Which is strange and is something that burdens younger people these days that I don’t think I have experienced. There’s this notion that if you make this one mistake, it’s going to derail this path to success. That’s so not true. I don’t know where that comes from, but it’s prevalent with young people. That’s why anxiety and everything else are through the roof.
It’s called standardized testing. There’s only one way to be successful.
When I was in high school, if someone got 1,500 on their SATs, it was 3 people in Long Island, which is 6 million people. Now all the parents have hacked it. That is the starting now. Clearly, these tests should be thrown out because it doesn’t show good gauge. You can hire tutors. You figure it out. You gain the system. It was night and day when I was taking the test. This went pretty well.
Thank you. This is a total honor and pleasure. I look forward to seeing you. I will let you know if it works for you and your family when we’re in New York. I’d love to take you to the movies. It would be fun.
We could see the Elvis movie.
It’s opening weekend when we’re going to be there. I’m truly a fan, partly because of my grandparents. It feels true to his story. It’s glamorized.
Have you seen the movie?
I’ve seen about 30 minutes of it. I got back from a conference at CinemaCon, but we got to go in and have some private studio time. That’s one of the things we got to see a part of. I was like, “That’s good.” Glamorized, but there’s truth in it. It’s not too over the top. Some of them are too nice, and you’re like, “That’s not exactly right.”
Where does it start? Does it start in childhood? Does it start when he is famous?
I didn’t see the beginning. We saw the middle. My guess is it bounces back and forth because we saw some childhood and revival gospel singing and church experiences. You then see the middle. We didn’t see anything at the end. I’m curious how they’ll treat that. We saw some of the progression. It was a pretty good cut for 30 minutes, but probably more than we needed. I was like, “I want to see the movie. I don’t want too much ahead.”
I’m excited to see it. Thank you so much, Shelli. I appreciate it. In the meantime, I’ll shoot you that email with my phone number. Feel free to text me with anything.
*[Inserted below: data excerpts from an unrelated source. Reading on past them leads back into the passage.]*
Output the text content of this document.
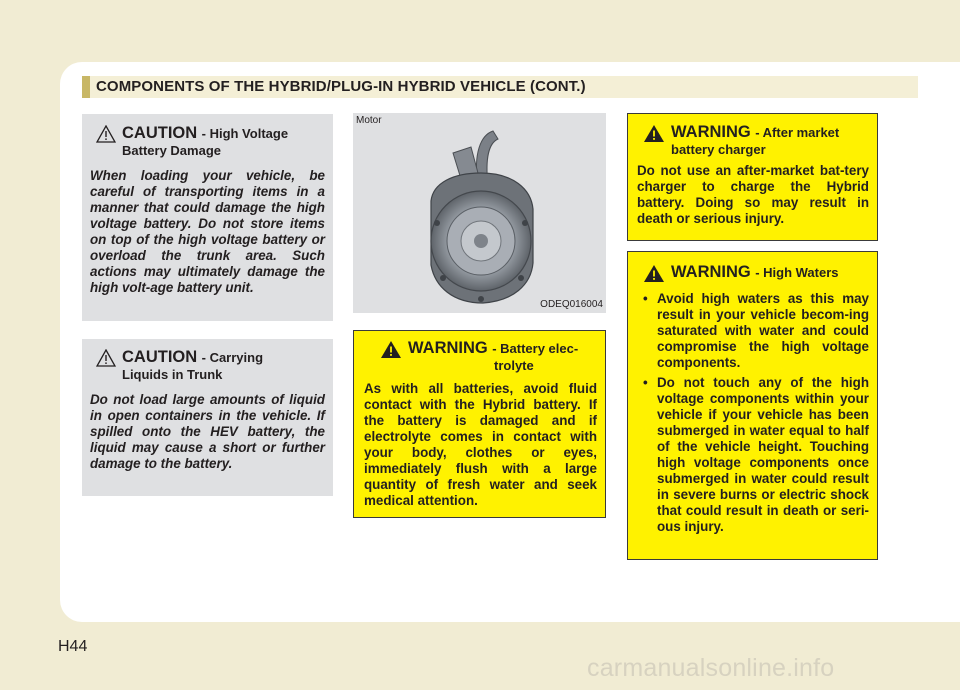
COMPONENTS OF THE HYBRID/PLUG-IN HYBRID VEHICLE (CONT.)
CAUTION - High Voltage
Battery Damage

When loading your vehicle, be careful of transporting items in a manner that could damage the high voltage battery. Do not store items on top of the high voltage battery or overload the trunk area. Such actions may ultimately damage the high volt-age battery unit.

CAUTION - Carrying
Liquids in Trunk

Do not load large amounts of liquid in open containers in the vehicle. If spilled onto the HEV battery, the liquid may cause a short or further damage to the battery.

Motor
ODEQ016004
WARNING - Battery elec-
trolyte

As with all batteries, avoid fluid contact with the Hybrid battery. If the battery is damaged and if electrolyte comes in contact with your body, clothes or eyes, immediately flush with a large quantity of fresh water and seek medical attention.

WARNING - After market
battery charger

Do not use an after-market bat-tery charger to charge the Hybrid battery. Doing so may result in death or serious injury.

WARNING - High Waters
• Avoid high waters as this may result in your vehicle becom-ing saturated with water and could compromise the high voltage components.
• Do not touch any of the high voltage components within your vehicle if your vehicle has been submerged in water equal to half of the vehicle height. Touching high voltage components once submerged in water could result in severe burns or electric shock that could result in death or seri-ous injury.
H44
carmanualsonline.info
I’m thankful. I will see you soon.
About Shelli Taylor
Shelli Taylor is currently the CEO of Alamo Drafthouse Cinema, leading the iconic national theater chain. Her career journey in leading small to large businesses through rapid expansion has spanned brands such as Starbucks Coffee and Disney; diverse geography inside the US and Greater China; varied industries including experiential retail, software development, and fitness; with a diversity of roles in operations, real estate, human resources, brand, and executive management. The connector throughout her career: the love of serving people, and scaling businesses while retaining brand soul.
Shelli is an active for-profit independent board member. But her favorite positions are on non-profits, Habitat for Humanity, and Homebase furthering affordable homeownership for first-time homeowners.